Daniel Innerarity, Premio Nacional de Ensayo, entre otras distinciones, es autor de más de una decena de libros traducidos a varios idiomas. La democracia, el espacio público, la configuración de las libertades o el sistema político están en el centro de atención de este filósofo que ha visitado recientemente la Universidad de La Laguna para acudir al Congreso Internacional sobre Derechos Humanos y Globalización, conducido por la catedrática María José Guerra.

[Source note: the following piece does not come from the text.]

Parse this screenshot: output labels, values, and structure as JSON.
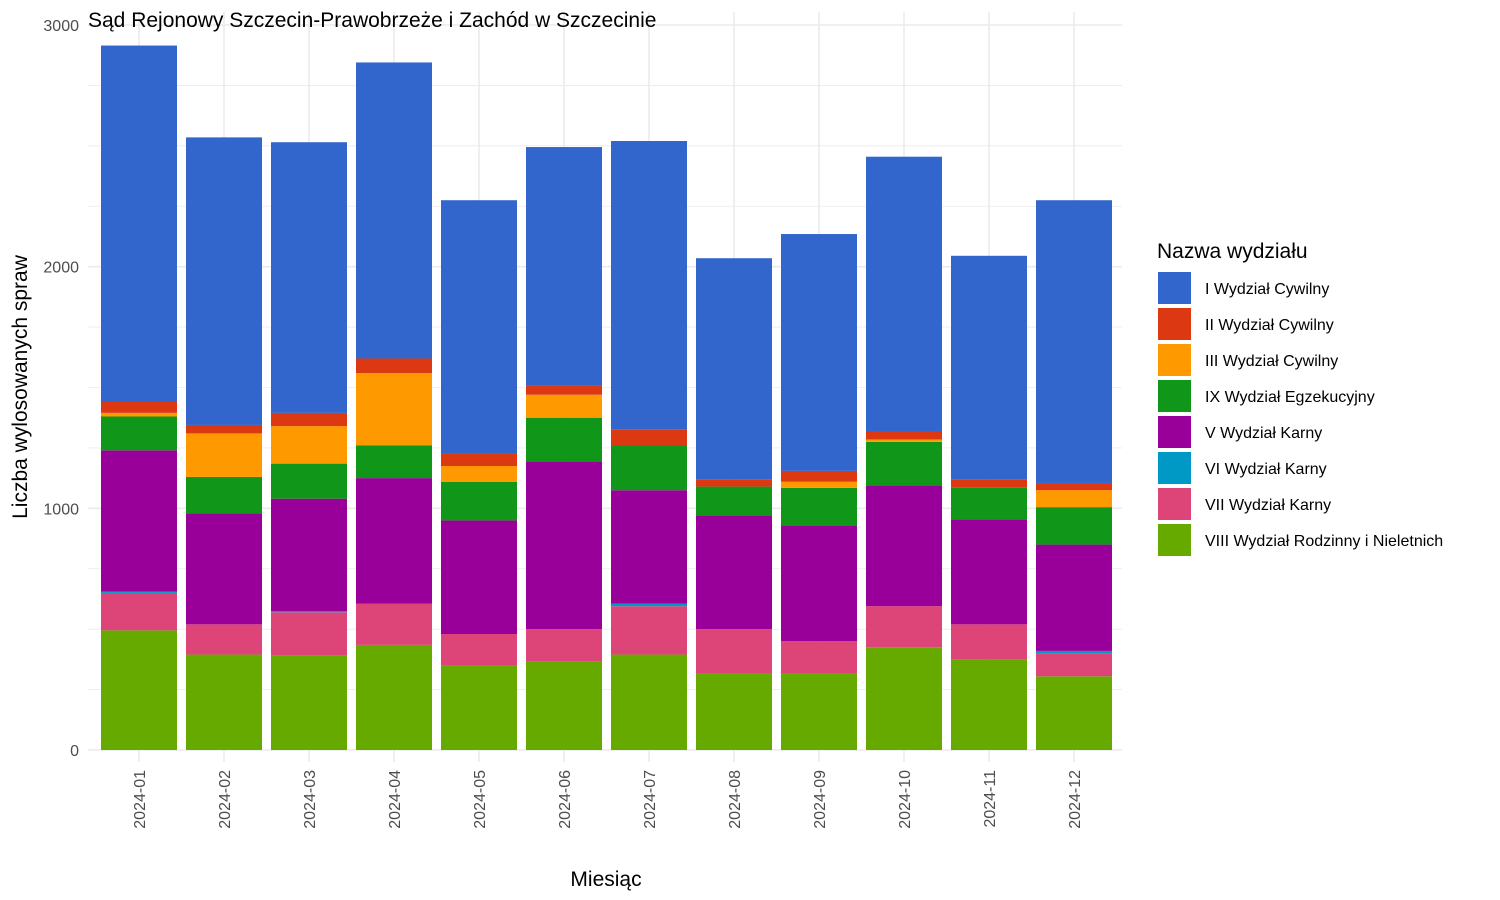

Es catedrático de Filosofía Política, investigador Ikerbasque en la Universidad del País Vasco y director del Instituto de Gobernanza Democrática, además de profesor en el Instituto Universitario Europeo en Florencia. Con una carrera internacionalizada con estancias en varias universidades europeas y americanas, participa con asiduidad en las secciones de opinión de varios rotativos nacionales.
¿Tiene la política capacidad transformadora o simplemente estamos en un momento de mantenimiento del statu quo?
Pienso que la política es hoy en día un sistema estancado, donde realmente se producen pocas cosas. Hay varios factores que lo explican, pero diría que lo más importantes es entender que la política no es un sistema que modifica comportamientos de arriba abajo, como si se recetara un medicamento, cuando en el fondo tiene más que ver con la auto transformación de la propia sociedad. Y la otra: cuando quieres transformar la sociedad necesitamos construir una subjetividad política amplia, no vale una mayoría parlamentaria ocasional, es preciso mayores elementos de transversalidad.
Si pensamos en los cuatro grandes retos de la agenda política europea –digitalización, transformación ecológica, igualdad y cohesión social-, cualquiera de ellos desborda a un gobierno y a un sistema político. Requiere la implicación de muchos agentes y tiene poco que ver con los programas de los partidos políticos, con agendas muy limitadas.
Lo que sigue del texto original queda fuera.